The AI program called AlphaHoldem equaled four sophisticated human players in a 10,000-hand two-player competition, after three days of self-training, according to a paper to be presented at AAAI 2022, a global AI conference to be held in Vancouver in February next year.
Texas hold'em is a popular poker game in which players often deceive and bluff. It is more similar to real-world problems than go and chess since decisions are made with imperfect information.
The researchers from the Institute of Automation under the Chinese Academy of Sciences (CAS) reported that AlphaHoldem, a fast learner, used only about three to four milliseconds for each movement, about 1,000 times quicker than that of first-generation AI hold'em players DeepStack and Libratus.
AlphaHoldem got the better of DeepStack in a 100,000-hand competition, according to the researchers.
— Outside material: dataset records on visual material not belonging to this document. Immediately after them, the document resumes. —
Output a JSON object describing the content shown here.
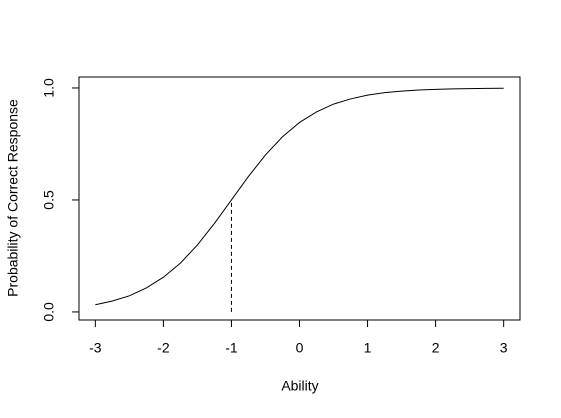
{
  "chart_data": {
    "type": "line",
    "x_label": "Ability",
    "y_label": "Probability of Correct Response",
    "x": [
      -3,
      -2.75,
      -2.5,
      -2.25,
      -2,
      -1.75,
      -1.5,
      -1.25,
      -1,
      -0.75,
      -0.5,
      -0.25,
      0,
      0.25,
      0.5,
      0.75,
      1,
      1.25,
      1.5,
      1.75,
      2,
      2.25,
      2.5,
      2.75,
      3
    ],
    "values": [
      0.032,
      0.049,
      0.072,
      0.107,
      0.155,
      0.218,
      0.299,
      0.395,
      0.5,
      0.605,
      0.701,
      0.782,
      0.846,
      0.893,
      0.928,
      0.951,
      0.968,
      0.979,
      0.986,
      0.991,
      0.994,
      0.996,
      0.997,
      0.998,
      0.999
    ],
    "color": "#000000",
    "reference_line": {
      "x": -1,
      "y": 0.5
    },
    "xlim": [
      -3.24,
      3.24
    ],
    "ylim": [
      -0.036,
      1.049
    ],
    "xticks": [
      -3,
      -2,
      -1,
      0,
      1,
      2,
      3
    ],
    "yticks": [
      {
        "value": 0,
        "label": "0.0"
      },
      0.5,
      {
        "value": 1,
        "label": "1.0"
      }
    ]
  }
}
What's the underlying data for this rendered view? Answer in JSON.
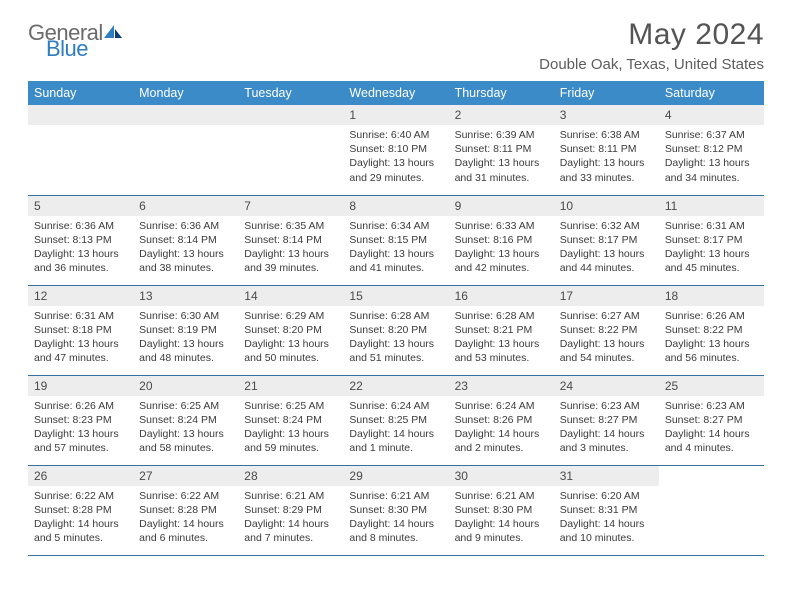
{
  "brand": {
    "part1": "General",
    "part2": "Blue"
  },
  "title": "May 2024",
  "location": "Double Oak, Texas, United States",
  "accent_color": "#3b8bc9",
  "rule_color": "#3b6fa0",
  "daybar_bg": "#ededed",
  "weekdays": [
    "Sunday",
    "Monday",
    "Tuesday",
    "Wednesday",
    "Thursday",
    "Friday",
    "Saturday"
  ],
  "weeks": [
    [
      null,
      null,
      null,
      {
        "n": "1",
        "sr": "6:40 AM",
        "ss": "8:10 PM",
        "dl": "13 hours and 29 minutes."
      },
      {
        "n": "2",
        "sr": "6:39 AM",
        "ss": "8:11 PM",
        "dl": "13 hours and 31 minutes."
      },
      {
        "n": "3",
        "sr": "6:38 AM",
        "ss": "8:11 PM",
        "dl": "13 hours and 33 minutes."
      },
      {
        "n": "4",
        "sr": "6:37 AM",
        "ss": "8:12 PM",
        "dl": "13 hours and 34 minutes."
      }
    ],
    [
      {
        "n": "5",
        "sr": "6:36 AM",
        "ss": "8:13 PM",
        "dl": "13 hours and 36 minutes."
      },
      {
        "n": "6",
        "sr": "6:36 AM",
        "ss": "8:14 PM",
        "dl": "13 hours and 38 minutes."
      },
      {
        "n": "7",
        "sr": "6:35 AM",
        "ss": "8:14 PM",
        "dl": "13 hours and 39 minutes."
      },
      {
        "n": "8",
        "sr": "6:34 AM",
        "ss": "8:15 PM",
        "dl": "13 hours and 41 minutes."
      },
      {
        "n": "9",
        "sr": "6:33 AM",
        "ss": "8:16 PM",
        "dl": "13 hours and 42 minutes."
      },
      {
        "n": "10",
        "sr": "6:32 AM",
        "ss": "8:17 PM",
        "dl": "13 hours and 44 minutes."
      },
      {
        "n": "11",
        "sr": "6:31 AM",
        "ss": "8:17 PM",
        "dl": "13 hours and 45 minutes."
      }
    ],
    [
      {
        "n": "12",
        "sr": "6:31 AM",
        "ss": "8:18 PM",
        "dl": "13 hours and 47 minutes."
      },
      {
        "n": "13",
        "sr": "6:30 AM",
        "ss": "8:19 PM",
        "dl": "13 hours and 48 minutes."
      },
      {
        "n": "14",
        "sr": "6:29 AM",
        "ss": "8:20 PM",
        "dl": "13 hours and 50 minutes."
      },
      {
        "n": "15",
        "sr": "6:28 AM",
        "ss": "8:20 PM",
        "dl": "13 hours and 51 minutes."
      },
      {
        "n": "16",
        "sr": "6:28 AM",
        "ss": "8:21 PM",
        "dl": "13 hours and 53 minutes."
      },
      {
        "n": "17",
        "sr": "6:27 AM",
        "ss": "8:22 PM",
        "dl": "13 hours and 54 minutes."
      },
      {
        "n": "18",
        "sr": "6:26 AM",
        "ss": "8:22 PM",
        "dl": "13 hours and 56 minutes."
      }
    ],
    [
      {
        "n": "19",
        "sr": "6:26 AM",
        "ss": "8:23 PM",
        "dl": "13 hours and 57 minutes."
      },
      {
        "n": "20",
        "sr": "6:25 AM",
        "ss": "8:24 PM",
        "dl": "13 hours and 58 minutes."
      },
      {
        "n": "21",
        "sr": "6:25 AM",
        "ss": "8:24 PM",
        "dl": "13 hours and 59 minutes."
      },
      {
        "n": "22",
        "sr": "6:24 AM",
        "ss": "8:25 PM",
        "dl": "14 hours and 1 minute."
      },
      {
        "n": "23",
        "sr": "6:24 AM",
        "ss": "8:26 PM",
        "dl": "14 hours and 2 minutes."
      },
      {
        "n": "24",
        "sr": "6:23 AM",
        "ss": "8:27 PM",
        "dl": "14 hours and 3 minutes."
      },
      {
        "n": "25",
        "sr": "6:23 AM",
        "ss": "8:27 PM",
        "dl": "14 hours and 4 minutes."
      }
    ],
    [
      {
        "n": "26",
        "sr": "6:22 AM",
        "ss": "8:28 PM",
        "dl": "14 hours and 5 minutes."
      },
      {
        "n": "27",
        "sr": "6:22 AM",
        "ss": "8:28 PM",
        "dl": "14 hours and 6 minutes."
      },
      {
        "n": "28",
        "sr": "6:21 AM",
        "ss": "8:29 PM",
        "dl": "14 hours and 7 minutes."
      },
      {
        "n": "29",
        "sr": "6:21 AM",
        "ss": "8:30 PM",
        "dl": "14 hours and 8 minutes."
      },
      {
        "n": "30",
        "sr": "6:21 AM",
        "ss": "8:30 PM",
        "dl": "14 hours and 9 minutes."
      },
      {
        "n": "31",
        "sr": "6:20 AM",
        "ss": "8:31 PM",
        "dl": "14 hours and 10 minutes."
      },
      null
    ]
  ],
  "labels": {
    "sunrise": "Sunrise:",
    "sunset": "Sunset:",
    "daylight": "Daylight:"
  }
}
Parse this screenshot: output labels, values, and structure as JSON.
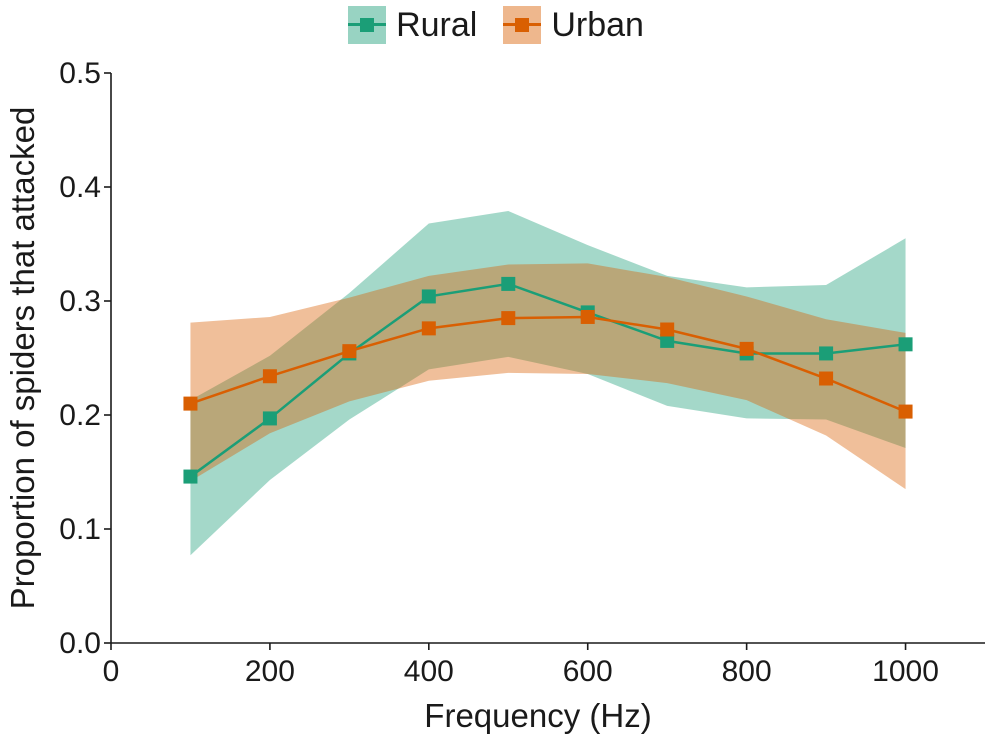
{
  "chart_data": {
    "type": "line",
    "xlabel": "Frequency (Hz)",
    "ylabel": "Proportion of spiders that attacked",
    "xlim": [
      0,
      1100
    ],
    "ylim": [
      0,
      0.5
    ],
    "xticks": [
      0,
      200,
      400,
      600,
      800,
      1000
    ],
    "yticks": [
      0.0,
      0.1,
      0.2,
      0.3,
      0.4,
      0.5
    ],
    "xtick_labels": [
      "0",
      "200",
      "400",
      "600",
      "800",
      "1000"
    ],
    "ytick_labels": [
      "0.0",
      "0.1",
      "0.2",
      "0.3",
      "0.4",
      "0.5"
    ],
    "grid": false,
    "legend_position": "top-center",
    "x": [
      100,
      200,
      300,
      400,
      500,
      600,
      700,
      800,
      900,
      1000
    ],
    "series": [
      {
        "name": "Rural",
        "color": "#1b9e77",
        "values": [
          0.146,
          0.197,
          0.254,
          0.304,
          0.315,
          0.29,
          0.265,
          0.254,
          0.254,
          0.262
        ],
        "ci_lower": [
          0.077,
          0.143,
          0.196,
          0.24,
          0.251,
          0.236,
          0.208,
          0.197,
          0.196,
          0.171
        ],
        "ci_upper": [
          0.213,
          0.252,
          0.307,
          0.368,
          0.379,
          0.349,
          0.322,
          0.312,
          0.314,
          0.355
        ]
      },
      {
        "name": "Urban",
        "color": "#d95f02",
        "values": [
          0.21,
          0.234,
          0.256,
          0.276,
          0.285,
          0.286,
          0.275,
          0.258,
          0.232,
          0.203
        ],
        "ci_lower": [
          0.142,
          0.184,
          0.212,
          0.23,
          0.237,
          0.236,
          0.228,
          0.213,
          0.182,
          0.135
        ],
        "ci_upper": [
          0.281,
          0.286,
          0.303,
          0.322,
          0.332,
          0.333,
          0.321,
          0.304,
          0.284,
          0.272
        ]
      }
    ]
  }
}
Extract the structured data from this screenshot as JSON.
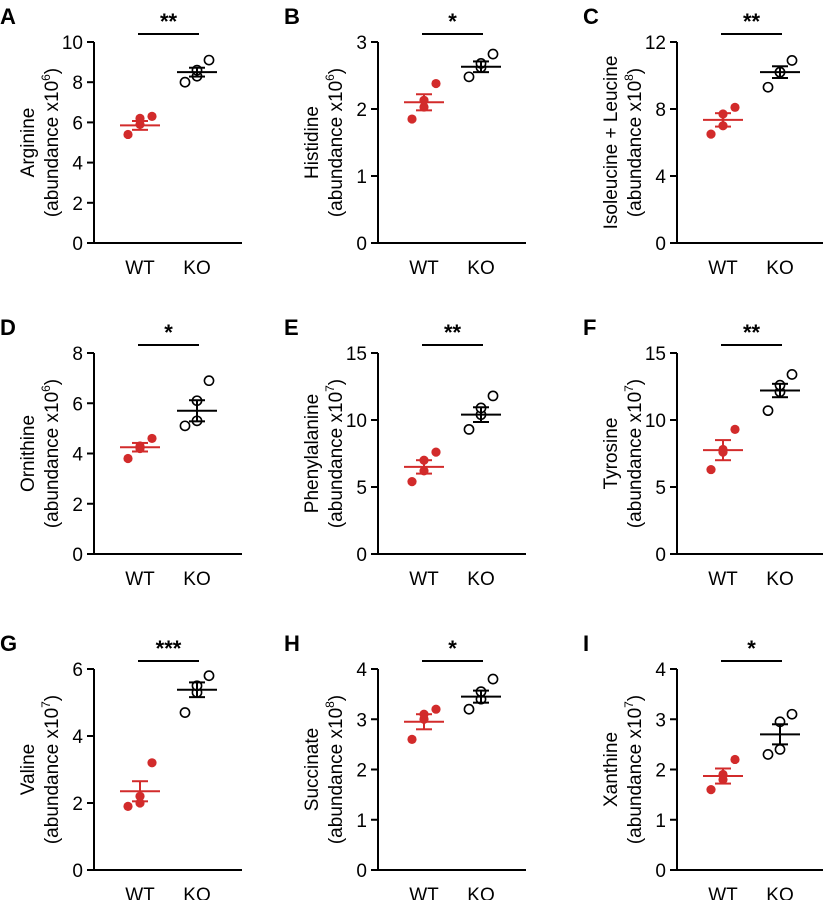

DeepStack, developed by the University of Alberta and Libratus, developed by Carnegie Mellon University, beat professional players in heads-up no-limit two-player hold'em in 2016 and 2017.
The two previous AI players, based on an algorithm called counterfactual regret minimization, spent respectively three and four seconds for each movement, consuming a large amount of computing power, the researchers said.
AlphaHoldem, which employs a new framework by incorporating deep-learning into a new self-play algorithm, used only eight GPUs during its training, which is ultra-lightweight compared with DeepStack's 13,000 GPUs, according to the CAS's recent news release.
The researchers said looking forward, they will apply the underlying technology to other games like mahjong and bridge, fostering smarter AI.